Proposed MCL 206.266 - Legislative Analyst: G. Towne
FISCAL IMPACT
The total cost of this income tax credit would depend on the number of physicians currently practicing medicine in a primary care shortage area in Michigan, as well as the number of new physicians who would be attracted to a shortage area. It is not known how many new physicians would begin to practice medicine in a shortage area. This is very hard to estimate because there are obviously many factors that enter into a physician's decision on where to establish a practice. It is known, however, that there are currently 508 physicians (on a full-time equated basis) practicing medicine in a primary care shortage area in Michigan. It is estimated that of these physicians, 488 would be eligible for this $5,000 refundable income tax credit. Therefore, based on the current number of physicians practicing medicine in a shortage area, it is estimated that this credit would reduce income tax revenue $2.4 million in FY 1998-99. For every 1% increase in the number of physicians practicing medicine in a shortage area, the cost of the credit would increase by $24,000.

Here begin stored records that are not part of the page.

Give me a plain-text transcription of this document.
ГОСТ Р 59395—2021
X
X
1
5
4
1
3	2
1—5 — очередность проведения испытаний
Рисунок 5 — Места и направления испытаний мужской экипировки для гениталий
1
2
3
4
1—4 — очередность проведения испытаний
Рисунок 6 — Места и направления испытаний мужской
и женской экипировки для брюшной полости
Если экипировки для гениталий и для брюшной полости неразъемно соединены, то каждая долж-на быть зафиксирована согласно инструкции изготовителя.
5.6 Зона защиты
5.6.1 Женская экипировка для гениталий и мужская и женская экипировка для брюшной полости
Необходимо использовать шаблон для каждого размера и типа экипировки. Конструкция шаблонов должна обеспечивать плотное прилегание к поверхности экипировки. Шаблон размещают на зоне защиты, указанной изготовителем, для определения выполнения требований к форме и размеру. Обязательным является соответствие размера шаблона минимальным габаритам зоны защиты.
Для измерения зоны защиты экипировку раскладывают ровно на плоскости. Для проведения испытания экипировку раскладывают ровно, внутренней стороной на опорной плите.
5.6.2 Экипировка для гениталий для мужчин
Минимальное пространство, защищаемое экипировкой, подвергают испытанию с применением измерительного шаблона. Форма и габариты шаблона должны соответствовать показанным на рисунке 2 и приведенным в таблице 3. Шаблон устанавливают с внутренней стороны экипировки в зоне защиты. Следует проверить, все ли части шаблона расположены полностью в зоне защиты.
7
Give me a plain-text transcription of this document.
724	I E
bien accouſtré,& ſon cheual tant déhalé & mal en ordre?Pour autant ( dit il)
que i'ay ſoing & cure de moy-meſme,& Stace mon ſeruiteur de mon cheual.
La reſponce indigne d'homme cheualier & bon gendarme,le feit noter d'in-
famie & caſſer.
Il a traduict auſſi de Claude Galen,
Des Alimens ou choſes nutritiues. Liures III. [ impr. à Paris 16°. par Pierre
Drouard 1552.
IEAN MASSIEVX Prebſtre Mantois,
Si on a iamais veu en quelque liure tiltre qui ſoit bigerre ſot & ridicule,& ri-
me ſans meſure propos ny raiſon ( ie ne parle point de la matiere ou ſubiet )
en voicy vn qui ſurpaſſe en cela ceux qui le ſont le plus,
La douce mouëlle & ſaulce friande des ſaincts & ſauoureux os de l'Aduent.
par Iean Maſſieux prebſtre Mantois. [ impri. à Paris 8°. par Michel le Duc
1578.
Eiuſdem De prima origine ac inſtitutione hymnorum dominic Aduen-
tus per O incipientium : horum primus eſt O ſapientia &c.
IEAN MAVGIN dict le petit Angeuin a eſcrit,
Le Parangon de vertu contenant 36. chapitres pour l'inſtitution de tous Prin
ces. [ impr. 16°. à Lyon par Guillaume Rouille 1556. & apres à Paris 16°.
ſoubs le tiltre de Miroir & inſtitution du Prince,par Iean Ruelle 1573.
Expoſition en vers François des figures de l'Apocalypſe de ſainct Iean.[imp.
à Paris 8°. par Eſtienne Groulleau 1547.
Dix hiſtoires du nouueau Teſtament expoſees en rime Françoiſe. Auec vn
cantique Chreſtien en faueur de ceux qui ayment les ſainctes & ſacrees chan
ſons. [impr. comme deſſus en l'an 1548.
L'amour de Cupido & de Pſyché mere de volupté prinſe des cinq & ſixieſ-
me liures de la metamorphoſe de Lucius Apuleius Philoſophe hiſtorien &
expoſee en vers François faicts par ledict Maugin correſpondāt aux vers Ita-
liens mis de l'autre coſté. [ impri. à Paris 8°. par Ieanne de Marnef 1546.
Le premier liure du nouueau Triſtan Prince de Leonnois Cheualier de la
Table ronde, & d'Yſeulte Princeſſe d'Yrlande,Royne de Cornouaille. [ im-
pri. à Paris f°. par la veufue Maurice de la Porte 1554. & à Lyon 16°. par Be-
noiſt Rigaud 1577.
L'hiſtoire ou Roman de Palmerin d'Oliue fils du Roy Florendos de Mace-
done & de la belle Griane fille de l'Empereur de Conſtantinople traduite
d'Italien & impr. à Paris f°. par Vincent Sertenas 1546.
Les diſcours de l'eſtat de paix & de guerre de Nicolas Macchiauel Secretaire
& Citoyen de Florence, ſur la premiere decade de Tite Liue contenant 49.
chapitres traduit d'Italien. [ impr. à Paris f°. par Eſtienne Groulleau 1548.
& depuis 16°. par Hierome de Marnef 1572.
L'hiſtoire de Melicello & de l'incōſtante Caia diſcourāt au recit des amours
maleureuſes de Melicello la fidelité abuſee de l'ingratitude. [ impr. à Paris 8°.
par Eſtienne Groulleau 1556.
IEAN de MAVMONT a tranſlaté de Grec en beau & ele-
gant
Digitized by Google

Revenue generated by the income tax goes into the General Fund/General Purpose and School Aid Fund budgets. In FY 1998-99, the $2.4 million reduction in income tax revenue due to this credit would entirely affect General Fund/General Purpose revenue. The credit would be realized by the physicians on their 1998 annual returns through higher income tax refunds, and refunds are paid out of GF/GP revenue. In subsequent years, physicians would have the option of reducing their income tax withholding payments or their quarterly estimated tax payments. As these payments were reduced, gross income tax collections would be decreased and as a result some of the cost of this bill would be shifted to the School Aid Fund, which receives 23% of gross income tax collections.
- Fiscal Analyst: J. Wortley
S9798\S479SB
This analysis was prepared by nonpartisan Senate staff for use by the Senate in its deliberations and does not constitute an official statement of legislative intent.